The nature of goods exchanged offers significant insight into the relationship’s evolving trajectory. Since 2024, arms and munitions have claimed the top spot among Turkish exports to Mali, surpassing the manufactured goods that previously dominated the trade balance. This pivotal shift coincides with the consolidation of military power in Bamako and the urgent operational imperative to re-equip the Malian Armed Forces (FAMa) as they undergo a doctrinal reorientation.
From Bayraktar drones to a subtle diplomacy of influence
At the core of this military collaboration are Turkish-made combat drones, which have become emblematic of Ankara’s technological projection throughout Africa. Aircraft from the Baykar group, already proven effective in Libya, Nagorno-Karabakh, and Ukraine, have found a critical operational theater in the Sahel. For Bamako, these aerial assets represent a significant leap in capability against mobile armed groups dispersed across a territory twice the size of metropolitan France.
Beyond its strictly military dimension, this cooperation fuels a discreet soft power.
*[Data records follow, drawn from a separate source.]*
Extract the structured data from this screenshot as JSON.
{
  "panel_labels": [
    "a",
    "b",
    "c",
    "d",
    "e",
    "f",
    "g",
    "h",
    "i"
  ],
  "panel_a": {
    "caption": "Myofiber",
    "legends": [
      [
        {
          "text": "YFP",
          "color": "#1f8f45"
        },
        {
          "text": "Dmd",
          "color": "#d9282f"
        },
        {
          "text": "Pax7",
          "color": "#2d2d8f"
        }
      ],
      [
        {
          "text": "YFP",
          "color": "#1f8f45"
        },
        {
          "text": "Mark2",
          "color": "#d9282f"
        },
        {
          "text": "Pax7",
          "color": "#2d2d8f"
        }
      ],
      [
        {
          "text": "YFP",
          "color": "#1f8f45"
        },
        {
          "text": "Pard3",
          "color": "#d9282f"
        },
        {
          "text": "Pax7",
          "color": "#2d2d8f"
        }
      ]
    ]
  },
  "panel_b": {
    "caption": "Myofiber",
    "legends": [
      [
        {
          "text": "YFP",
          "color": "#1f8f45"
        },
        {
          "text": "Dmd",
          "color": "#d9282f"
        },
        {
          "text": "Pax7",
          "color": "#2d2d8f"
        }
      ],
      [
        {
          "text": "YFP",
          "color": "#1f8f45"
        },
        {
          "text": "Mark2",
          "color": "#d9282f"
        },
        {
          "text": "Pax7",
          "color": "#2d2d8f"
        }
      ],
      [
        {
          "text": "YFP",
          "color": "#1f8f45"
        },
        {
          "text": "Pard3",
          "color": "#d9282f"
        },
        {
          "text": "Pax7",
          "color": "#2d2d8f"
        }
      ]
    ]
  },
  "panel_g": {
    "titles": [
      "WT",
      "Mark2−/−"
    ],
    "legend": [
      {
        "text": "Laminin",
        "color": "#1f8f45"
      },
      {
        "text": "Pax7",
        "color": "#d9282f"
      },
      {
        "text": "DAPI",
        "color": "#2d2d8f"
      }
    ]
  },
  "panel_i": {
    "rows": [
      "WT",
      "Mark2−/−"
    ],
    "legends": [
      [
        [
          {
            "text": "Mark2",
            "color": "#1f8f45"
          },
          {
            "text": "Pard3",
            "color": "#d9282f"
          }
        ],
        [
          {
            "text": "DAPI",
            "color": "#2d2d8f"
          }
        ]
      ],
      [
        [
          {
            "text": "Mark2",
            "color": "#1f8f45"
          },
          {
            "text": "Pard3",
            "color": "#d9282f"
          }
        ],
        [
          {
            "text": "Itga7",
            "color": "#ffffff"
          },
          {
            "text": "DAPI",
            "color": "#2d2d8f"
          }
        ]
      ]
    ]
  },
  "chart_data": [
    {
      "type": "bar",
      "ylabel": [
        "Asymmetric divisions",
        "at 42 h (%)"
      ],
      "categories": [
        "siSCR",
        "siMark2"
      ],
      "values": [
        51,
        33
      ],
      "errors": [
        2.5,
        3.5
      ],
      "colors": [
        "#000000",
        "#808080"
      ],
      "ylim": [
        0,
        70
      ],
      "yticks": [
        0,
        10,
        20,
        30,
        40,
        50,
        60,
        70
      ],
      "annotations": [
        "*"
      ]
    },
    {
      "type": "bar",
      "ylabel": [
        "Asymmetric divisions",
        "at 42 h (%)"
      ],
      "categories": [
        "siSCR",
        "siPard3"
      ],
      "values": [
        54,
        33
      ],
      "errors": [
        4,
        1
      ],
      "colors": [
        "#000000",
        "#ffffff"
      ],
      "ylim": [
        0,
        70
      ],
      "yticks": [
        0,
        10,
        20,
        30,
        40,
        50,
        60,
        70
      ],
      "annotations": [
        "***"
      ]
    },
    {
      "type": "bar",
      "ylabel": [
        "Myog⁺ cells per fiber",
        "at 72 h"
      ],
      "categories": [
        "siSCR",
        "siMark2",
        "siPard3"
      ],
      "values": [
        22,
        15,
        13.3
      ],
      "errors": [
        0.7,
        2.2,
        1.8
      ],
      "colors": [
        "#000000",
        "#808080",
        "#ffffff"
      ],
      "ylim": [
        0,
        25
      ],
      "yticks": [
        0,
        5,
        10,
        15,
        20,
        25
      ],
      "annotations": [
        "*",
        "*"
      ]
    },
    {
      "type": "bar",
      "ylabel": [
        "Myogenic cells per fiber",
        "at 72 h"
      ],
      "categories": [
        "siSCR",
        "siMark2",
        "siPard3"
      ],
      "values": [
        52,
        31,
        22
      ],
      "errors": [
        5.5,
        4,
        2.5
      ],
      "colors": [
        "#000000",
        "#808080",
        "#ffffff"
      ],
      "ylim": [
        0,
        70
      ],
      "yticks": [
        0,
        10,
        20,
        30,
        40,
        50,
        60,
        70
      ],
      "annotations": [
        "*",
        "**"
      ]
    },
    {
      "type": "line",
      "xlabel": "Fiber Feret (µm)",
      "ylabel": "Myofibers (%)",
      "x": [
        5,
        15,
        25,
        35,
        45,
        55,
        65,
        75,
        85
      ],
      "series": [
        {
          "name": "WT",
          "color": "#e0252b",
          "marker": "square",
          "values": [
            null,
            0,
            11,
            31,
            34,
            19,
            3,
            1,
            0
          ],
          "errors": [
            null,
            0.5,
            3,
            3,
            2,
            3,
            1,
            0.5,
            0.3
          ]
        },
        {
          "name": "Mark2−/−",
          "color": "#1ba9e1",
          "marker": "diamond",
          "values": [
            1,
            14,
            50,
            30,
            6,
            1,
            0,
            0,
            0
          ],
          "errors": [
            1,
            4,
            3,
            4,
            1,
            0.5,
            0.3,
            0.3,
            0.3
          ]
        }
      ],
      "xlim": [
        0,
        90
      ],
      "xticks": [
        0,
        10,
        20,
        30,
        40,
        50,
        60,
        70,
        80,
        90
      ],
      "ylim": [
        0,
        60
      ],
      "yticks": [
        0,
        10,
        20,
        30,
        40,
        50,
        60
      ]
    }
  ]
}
Turkey does not seek to publicly rival Russia, whose Africa Corps elements provide operational support to the FAMa. Instead, it prefers to cultivate a sectoral presence in construction, civil aviation, religious education through the Maarif Foundation, and logistical services. This multi-sectoral approach helps avoid the perception of being merely a partner of convenience.
A geopolitical stance that navigates around direct rivalries
The distinctiveness of Turkey’s approach lies in its capacity to coexist with actors holding divergent interests. Ankara engages simultaneously with the juntas of the Alliance des États du Sahel (AES) and maintains open channels with West African capitals belonging to ECOWAS, with whom it has retained geographical and diplomatic proximity. This adaptability stands in stark contrast to the more rigid positioning of European powers, who have often been compelled to choose sides following the coups of 2020, 2021, and 2023.
Nevertheless, the economic equation remains imbalanced. Mali exports very little to Turkey, primarily agricultural raw materials, while importing machinery, construction materials, and now defense equipment. This disparity eventually raises concerns about the financial sustainability of the relationship, particularly as Mali’s mining revenues, especially from gold, are already heavily committed to funding war efforts and supporting social budgets.
Ultimately, the strategic depth Ankara has cultivated in Mali extends beyond mere trade volume. By positioning itself as an industrial partner, military supplier, and educational stakeholder, Turkey is building a durable presence that is politically inexpensive and difficult to reverse. For Bamako, this diversification offers a valuable counterweight to Russian dependence, without reintroducing the Western conditionalities often deemed intrusive by the transitional authorities. This strategy of discreet engagement is now a fundamental pillar of the evolving architecture of influence in the Sahel.